Così potremmo riassumere il cuore di Jouer avec le feu di Delphine e Muriel Coulin, in concorso all’81esima Mostra Internazionale d’Arte Cinematografica di Venezia. Un film formalmente perfetto. Un film di sguardi, di silenzi, di grandissima verità sul nostro momento storico e sulla condizione che vivono centinaia di migliaia di famiglie in tutta Europa. Cosa succede nella trasmissione di alcuni valori? Si può continuare ad amare qualcuno che compie delle scelte opposte alle nostre e che fa del male?
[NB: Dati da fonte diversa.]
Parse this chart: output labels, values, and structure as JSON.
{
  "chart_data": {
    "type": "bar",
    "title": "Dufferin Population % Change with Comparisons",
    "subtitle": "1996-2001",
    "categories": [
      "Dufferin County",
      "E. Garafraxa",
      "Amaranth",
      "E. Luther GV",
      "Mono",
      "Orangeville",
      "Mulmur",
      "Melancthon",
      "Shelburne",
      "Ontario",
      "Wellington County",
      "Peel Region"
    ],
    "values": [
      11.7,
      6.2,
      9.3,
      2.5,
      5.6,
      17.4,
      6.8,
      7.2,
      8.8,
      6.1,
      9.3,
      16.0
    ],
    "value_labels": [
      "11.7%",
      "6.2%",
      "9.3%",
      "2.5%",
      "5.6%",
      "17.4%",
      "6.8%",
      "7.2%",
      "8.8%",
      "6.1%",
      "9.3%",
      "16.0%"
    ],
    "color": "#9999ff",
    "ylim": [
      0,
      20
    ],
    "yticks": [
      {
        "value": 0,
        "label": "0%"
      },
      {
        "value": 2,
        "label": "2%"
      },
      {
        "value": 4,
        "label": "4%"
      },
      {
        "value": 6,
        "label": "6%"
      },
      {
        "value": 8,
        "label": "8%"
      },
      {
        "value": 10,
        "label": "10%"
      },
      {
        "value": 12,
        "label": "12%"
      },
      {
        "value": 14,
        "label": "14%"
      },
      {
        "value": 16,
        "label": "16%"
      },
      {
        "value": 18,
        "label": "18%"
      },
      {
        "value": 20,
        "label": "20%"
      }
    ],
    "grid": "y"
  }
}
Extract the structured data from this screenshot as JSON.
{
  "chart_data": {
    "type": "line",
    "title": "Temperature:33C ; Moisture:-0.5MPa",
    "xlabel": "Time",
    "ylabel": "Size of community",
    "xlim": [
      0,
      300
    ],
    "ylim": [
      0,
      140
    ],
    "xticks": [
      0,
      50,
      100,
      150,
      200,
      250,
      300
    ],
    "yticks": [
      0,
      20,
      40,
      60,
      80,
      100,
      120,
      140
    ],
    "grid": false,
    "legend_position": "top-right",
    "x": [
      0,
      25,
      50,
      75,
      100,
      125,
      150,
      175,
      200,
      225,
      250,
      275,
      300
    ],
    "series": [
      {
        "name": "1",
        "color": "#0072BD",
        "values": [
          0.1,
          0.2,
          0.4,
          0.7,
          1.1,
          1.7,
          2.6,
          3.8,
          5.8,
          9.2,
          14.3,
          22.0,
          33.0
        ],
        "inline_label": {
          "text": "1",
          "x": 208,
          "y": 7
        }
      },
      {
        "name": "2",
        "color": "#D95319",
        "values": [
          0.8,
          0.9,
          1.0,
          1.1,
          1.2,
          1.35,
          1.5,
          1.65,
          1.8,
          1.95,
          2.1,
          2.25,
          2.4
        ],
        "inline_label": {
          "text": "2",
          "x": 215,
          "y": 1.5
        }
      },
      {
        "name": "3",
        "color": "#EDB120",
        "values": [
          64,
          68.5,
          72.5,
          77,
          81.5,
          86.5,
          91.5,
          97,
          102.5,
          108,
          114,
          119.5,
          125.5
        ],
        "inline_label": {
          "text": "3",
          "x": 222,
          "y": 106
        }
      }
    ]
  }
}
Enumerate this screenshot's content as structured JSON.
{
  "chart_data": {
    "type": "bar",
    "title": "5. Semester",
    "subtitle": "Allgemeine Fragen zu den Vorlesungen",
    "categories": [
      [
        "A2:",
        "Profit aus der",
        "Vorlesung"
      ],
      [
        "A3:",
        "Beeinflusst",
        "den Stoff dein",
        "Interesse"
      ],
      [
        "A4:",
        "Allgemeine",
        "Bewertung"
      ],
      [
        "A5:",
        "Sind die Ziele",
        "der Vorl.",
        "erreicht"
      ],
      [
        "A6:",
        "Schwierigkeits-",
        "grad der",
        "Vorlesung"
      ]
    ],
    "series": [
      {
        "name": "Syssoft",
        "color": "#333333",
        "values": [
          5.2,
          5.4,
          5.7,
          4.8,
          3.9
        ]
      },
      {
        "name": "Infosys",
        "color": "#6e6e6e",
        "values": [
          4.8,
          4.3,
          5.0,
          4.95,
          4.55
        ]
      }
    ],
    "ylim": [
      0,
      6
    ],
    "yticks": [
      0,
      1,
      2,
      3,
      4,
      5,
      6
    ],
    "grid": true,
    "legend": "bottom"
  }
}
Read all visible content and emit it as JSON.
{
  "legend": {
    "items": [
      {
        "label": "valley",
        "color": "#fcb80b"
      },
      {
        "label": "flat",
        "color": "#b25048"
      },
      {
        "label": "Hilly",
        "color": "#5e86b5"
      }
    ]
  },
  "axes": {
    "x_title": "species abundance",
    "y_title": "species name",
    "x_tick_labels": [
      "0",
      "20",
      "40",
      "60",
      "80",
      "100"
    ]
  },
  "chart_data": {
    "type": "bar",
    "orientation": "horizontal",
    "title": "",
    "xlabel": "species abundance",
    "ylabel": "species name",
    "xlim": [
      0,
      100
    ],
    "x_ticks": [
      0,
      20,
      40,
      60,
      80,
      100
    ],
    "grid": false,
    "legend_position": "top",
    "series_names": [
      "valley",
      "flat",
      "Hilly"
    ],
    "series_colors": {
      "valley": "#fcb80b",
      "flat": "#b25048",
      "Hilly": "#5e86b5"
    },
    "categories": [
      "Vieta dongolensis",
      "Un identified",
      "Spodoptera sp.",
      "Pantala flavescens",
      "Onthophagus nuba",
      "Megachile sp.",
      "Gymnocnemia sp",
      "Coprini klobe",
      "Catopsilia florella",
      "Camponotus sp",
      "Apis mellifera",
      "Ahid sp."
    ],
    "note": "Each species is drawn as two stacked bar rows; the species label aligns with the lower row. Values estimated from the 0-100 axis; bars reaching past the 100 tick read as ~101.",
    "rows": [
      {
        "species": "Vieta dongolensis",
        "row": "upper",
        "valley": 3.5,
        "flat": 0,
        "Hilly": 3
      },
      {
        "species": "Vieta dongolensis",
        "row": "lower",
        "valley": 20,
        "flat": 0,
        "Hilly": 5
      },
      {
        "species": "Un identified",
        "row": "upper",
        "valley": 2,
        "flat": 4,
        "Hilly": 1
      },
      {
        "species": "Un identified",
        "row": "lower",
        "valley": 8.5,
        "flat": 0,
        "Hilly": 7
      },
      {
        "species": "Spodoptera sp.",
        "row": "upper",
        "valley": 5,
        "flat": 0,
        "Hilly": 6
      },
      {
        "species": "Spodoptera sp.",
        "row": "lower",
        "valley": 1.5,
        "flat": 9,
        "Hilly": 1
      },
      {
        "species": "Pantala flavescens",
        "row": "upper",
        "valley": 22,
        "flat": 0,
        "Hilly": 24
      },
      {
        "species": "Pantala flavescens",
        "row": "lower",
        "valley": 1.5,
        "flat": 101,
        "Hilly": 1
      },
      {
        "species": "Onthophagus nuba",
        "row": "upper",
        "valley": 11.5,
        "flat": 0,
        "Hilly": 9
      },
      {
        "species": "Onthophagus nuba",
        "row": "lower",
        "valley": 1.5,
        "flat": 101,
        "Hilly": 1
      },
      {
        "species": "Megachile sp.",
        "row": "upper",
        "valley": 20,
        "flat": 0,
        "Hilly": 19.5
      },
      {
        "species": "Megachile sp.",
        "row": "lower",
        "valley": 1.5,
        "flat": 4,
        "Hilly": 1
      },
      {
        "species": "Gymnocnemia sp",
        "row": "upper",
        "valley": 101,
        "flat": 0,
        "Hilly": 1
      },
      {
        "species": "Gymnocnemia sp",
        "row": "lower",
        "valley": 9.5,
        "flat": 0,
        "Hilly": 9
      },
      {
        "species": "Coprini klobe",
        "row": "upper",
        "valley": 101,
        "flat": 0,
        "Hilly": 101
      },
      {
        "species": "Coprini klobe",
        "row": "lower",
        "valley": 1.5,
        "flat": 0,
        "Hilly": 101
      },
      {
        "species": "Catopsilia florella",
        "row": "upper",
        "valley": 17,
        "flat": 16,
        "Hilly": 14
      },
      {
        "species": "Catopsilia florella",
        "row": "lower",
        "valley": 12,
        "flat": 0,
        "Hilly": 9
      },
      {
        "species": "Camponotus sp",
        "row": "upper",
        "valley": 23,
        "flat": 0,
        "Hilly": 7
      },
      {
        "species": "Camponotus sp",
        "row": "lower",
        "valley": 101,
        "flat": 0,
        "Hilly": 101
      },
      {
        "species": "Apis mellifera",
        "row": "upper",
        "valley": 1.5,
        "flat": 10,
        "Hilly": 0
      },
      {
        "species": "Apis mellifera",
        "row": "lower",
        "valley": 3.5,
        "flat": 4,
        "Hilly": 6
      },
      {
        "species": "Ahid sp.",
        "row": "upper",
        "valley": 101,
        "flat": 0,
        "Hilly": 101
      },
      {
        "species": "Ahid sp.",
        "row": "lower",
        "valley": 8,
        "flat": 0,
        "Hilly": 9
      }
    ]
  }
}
Il film è tratto dal romanzo “Quel che serve di notte” di Laurent Petitmangin che le due autrici francesi hanno adattato, con un approccio anche molto documentaristico soprattutto quando al centro doveva esserci il mondo degli Ultras e dei neofascisti. Un mondo che ci mostrano ma con una dose molto calibrata di scene, per concentrarci e invitare lo spettatore a restare sempre concentrato sulla famiglia, a stare sempre con Pierre, Fus e Luis e viverne, in maniera molto emotiva, tutti i conflitti, come i momenti d’amore e tenerezza.
Un film che difficilmente verrà dimenticato e che speriamo abbia un’ottima distribuzione in sala perché alla fine della proiezione arriva forte la sensazione che esista un antidoto al ritorno del fascismo ed è l’ascolto, è aiutare i giovani a coltivare i loro sogni.